The polar bear is a major predator of ringed seals. In summer they live along the edges of the pack ice near the island. In winter, a few female bears den on the island's northern slopes.

== Land mammals ==
Small herds of Porcupine caribou (or Grant's caribou, Rangifer tarandus grantii) are frequently found on the island in summer. Muskox, and grizzly bears are occasionally seen, crossing to Herschel from the mainland. Lemmings, tundra voles and Arctic shrews are common. Red and Arctic foxes are also known to den on the island. Natal Arctic fox dens are found each year on the island, usually one or two, but occasionally more. Red foxes also reproduce on the island but natal red fox dens are not observed every year.

== Birds ==
At least 94 bird species have been counted on Herschel Island, 40 of which breed there. The island hosts the largest colony of black guillemots in the western Arctic, nesting in the old Anglican mission house. Arctic terns, American golden plovers, and red-necked phalaropes make use of the tundra ponds and shingle beaches. Other birds that breed on the island include the common eider, rough-legged hawk, snow bunting, Lapland longspur, and redpoll.

== Vegetation ==
Herschel Island is situated in the Yukon Coastal Plain ecoregion. The vegetation of this ecoregion is described as Arctic tundra, with continuous ground cover and no trees present.

There are over 200 species of plants on Herschel Island, which occur in a diversity of habitats. Most of the island is composed of level to gently sloping stable uplands, vegetated by cottongrass, ground shrubs, and wildflowers.

From late June to early August, Herschel Island witnesses an explosion of colour. Its humid maritime climate during the growing season fosters a lush growth of tundra flowers, including vetches, louseworts, Arctic lupines, arnicas, and forget-me-nots.

== UNESCO site ==
Qikiqtaruk Territorial Park, together with Ivvavik National Park and Vuntut National Park (both on the Yukon mainland), is a leading contender to become Canada's next World Heritage Site. The region is on Canada's tentative list for a UNESCO nomination in both the cultural and natural categories.

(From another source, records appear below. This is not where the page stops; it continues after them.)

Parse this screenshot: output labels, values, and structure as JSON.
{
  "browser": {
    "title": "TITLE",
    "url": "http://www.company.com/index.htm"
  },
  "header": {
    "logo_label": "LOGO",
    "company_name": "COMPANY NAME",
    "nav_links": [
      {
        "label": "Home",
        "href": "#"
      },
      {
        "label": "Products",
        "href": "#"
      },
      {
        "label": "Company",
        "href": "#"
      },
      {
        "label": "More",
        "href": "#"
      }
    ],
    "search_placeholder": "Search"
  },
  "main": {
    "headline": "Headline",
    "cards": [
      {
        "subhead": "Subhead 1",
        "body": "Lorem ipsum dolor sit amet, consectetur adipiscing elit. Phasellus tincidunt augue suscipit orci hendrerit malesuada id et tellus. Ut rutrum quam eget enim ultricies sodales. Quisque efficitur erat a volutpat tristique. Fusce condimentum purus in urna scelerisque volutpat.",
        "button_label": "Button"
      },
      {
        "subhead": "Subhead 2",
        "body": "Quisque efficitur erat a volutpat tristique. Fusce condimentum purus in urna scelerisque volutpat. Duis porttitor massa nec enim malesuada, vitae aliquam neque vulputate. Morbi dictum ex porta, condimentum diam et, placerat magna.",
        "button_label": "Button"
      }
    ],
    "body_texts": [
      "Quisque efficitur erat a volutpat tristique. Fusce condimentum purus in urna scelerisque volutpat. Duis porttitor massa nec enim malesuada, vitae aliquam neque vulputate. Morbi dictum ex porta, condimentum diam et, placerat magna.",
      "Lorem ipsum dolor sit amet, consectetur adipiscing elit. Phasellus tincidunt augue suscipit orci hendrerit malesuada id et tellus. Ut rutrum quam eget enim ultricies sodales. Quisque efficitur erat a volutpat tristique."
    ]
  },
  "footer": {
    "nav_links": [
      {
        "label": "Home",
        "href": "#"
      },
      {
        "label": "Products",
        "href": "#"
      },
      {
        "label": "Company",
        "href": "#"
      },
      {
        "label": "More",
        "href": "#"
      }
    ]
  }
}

== Climate change threats ==
In 2007 the UNESCO World Heritage Centre published a report called Case Studies on Climate Change and World Heritage. The report states that a decrease in sea ice, and consequent increase in coastal erosion, poses a serious threat to Herschel Island's historic resources. The World Monuments Fund has placed Herschel Island on its 100 Most Endangered Sites, 2008 watch list, citing "rising sea levels, eroding coastline and melting permafrost" as imminent threats. Coastal erosion is up to 3 m per year in parts of the island's coastline. There are several active slumps or retrogressive thaw slumps of considerable size along the south-eastern shore of the island and they have increased in abundance and size over the last fifty years. In summer 2024 alone, over 700 coastal landslides slumped parts of the island into the ocean.